Reputation: 516
I have a widget that takes a callback which is called when a button is pressed. I am trying to test that the callback is correctly invoked by the button.
I've tried mocking a Function
class:
class MockCallback extends Mock implements Function {
call() {}
}
Then passing an instance of the mock class to my widget and simulating a tap:
final mocked = MockCallback();
await tester.pumpWidget(
MyWidget(myCallback: mocked),
);
final clearButtonFinder = find.byType(IconButton);
await tester.tap(clearButtonFinder);
verify(mocked()).called(1);
This results in an error on the verify
call saying Used on a non-mockito object
. If I put a print statement inside the mocked call
, I can see that the tap is indeed calling it.

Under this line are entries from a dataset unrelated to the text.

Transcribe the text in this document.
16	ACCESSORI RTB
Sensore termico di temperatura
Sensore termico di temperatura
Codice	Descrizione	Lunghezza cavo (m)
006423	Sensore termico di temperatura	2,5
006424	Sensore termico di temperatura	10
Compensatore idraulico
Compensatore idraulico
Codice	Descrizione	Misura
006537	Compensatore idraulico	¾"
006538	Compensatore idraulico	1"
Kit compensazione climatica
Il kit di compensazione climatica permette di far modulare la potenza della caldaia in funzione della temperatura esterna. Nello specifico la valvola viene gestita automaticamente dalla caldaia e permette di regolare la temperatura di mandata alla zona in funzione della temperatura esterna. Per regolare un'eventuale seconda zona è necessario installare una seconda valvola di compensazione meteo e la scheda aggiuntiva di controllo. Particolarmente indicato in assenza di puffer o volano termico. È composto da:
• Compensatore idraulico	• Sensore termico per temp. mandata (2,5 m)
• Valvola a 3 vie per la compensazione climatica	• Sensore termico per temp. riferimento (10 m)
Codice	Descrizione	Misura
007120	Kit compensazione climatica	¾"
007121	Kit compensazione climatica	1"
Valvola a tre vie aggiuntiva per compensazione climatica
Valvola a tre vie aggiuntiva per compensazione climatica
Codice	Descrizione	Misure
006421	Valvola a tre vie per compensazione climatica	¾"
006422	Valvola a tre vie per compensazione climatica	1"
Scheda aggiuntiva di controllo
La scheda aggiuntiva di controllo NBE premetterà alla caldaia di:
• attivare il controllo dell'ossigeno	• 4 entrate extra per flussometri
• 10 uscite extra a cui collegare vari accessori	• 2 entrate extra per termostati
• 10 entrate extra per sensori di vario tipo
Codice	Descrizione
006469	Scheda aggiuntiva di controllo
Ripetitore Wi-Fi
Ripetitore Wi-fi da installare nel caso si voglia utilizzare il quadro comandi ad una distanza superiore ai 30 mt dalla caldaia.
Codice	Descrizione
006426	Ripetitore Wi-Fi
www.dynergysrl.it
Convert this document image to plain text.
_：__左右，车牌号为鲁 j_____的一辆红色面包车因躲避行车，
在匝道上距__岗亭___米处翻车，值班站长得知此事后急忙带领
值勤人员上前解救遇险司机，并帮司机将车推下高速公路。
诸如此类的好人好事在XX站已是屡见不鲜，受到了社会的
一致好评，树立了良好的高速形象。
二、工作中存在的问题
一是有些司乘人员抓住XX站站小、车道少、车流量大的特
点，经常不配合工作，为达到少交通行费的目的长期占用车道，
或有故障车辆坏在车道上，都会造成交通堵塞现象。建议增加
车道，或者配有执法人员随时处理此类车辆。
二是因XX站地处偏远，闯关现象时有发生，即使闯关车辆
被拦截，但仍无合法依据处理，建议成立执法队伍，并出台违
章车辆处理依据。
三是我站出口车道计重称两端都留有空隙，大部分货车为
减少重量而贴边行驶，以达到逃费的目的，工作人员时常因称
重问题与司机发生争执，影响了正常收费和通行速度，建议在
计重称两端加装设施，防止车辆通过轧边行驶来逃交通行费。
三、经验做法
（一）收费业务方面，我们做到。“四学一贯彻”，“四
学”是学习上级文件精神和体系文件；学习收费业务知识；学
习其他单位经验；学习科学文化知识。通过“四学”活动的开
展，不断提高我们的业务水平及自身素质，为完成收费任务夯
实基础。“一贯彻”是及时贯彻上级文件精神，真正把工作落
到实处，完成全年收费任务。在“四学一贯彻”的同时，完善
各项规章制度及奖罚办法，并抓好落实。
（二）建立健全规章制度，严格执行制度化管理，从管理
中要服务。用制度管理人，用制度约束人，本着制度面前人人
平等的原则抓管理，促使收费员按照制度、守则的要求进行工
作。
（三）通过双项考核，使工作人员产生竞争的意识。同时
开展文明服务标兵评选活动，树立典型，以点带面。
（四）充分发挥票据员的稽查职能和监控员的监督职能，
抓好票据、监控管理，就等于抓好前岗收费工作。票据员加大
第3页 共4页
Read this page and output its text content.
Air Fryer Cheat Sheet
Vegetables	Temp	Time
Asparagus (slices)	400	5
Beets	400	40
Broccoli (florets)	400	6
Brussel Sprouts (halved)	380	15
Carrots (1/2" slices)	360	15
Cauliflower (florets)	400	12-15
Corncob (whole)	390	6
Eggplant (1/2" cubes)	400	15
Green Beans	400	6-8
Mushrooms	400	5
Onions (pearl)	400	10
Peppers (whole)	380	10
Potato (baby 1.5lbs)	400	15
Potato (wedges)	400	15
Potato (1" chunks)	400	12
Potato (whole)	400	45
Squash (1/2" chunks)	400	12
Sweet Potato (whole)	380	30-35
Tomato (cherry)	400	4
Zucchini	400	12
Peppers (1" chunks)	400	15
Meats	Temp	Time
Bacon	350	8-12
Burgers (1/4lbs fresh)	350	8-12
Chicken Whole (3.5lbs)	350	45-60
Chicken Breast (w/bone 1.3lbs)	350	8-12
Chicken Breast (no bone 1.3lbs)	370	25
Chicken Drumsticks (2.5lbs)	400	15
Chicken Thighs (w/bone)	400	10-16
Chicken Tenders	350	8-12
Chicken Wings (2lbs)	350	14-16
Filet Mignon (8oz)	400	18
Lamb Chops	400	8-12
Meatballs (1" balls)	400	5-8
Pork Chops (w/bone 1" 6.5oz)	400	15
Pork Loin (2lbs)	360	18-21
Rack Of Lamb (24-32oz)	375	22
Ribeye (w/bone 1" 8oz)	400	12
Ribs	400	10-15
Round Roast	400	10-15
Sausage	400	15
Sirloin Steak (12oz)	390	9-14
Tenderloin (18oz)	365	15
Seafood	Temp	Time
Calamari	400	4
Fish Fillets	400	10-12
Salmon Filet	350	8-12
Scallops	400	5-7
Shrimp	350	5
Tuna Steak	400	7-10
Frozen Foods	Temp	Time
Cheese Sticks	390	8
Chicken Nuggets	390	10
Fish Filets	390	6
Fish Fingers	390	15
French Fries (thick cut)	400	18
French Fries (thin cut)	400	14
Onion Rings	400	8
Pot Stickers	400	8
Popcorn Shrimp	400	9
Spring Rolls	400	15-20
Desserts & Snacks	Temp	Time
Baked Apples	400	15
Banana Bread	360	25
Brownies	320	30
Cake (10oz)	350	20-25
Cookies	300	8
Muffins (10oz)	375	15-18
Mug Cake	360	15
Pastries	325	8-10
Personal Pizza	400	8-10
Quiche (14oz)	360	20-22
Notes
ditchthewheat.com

How can I verify that the callback passed to my widget is getting called once when the button is tapped?
Upvotes: 7
Views: 3679
Reputation: 6413
This is how I solved this problem.
class MockCallback {
int _callCounter = 0;
void call() {
_callCounter += 1;
}
bool called(int expected) => _callCounter == expected;
void reset() {
_callCounter = 0;
}
}
No mockito needed.
Upvotes: 3
Reputation: 11
Probably it is not the best solution - use a stream:
final callbackCalled = BehaviorSubject<void>.seeded(null);
await tester.pumpWidget(
MyWidget(myCallback: () { callbackCalled.add(null); }),
);
//... actions to trigger the callback
await expectLater(callbackCalled, emitsInOrder(<void>[null, null]));
You can use something meaningful instead of 'void' and 'null'.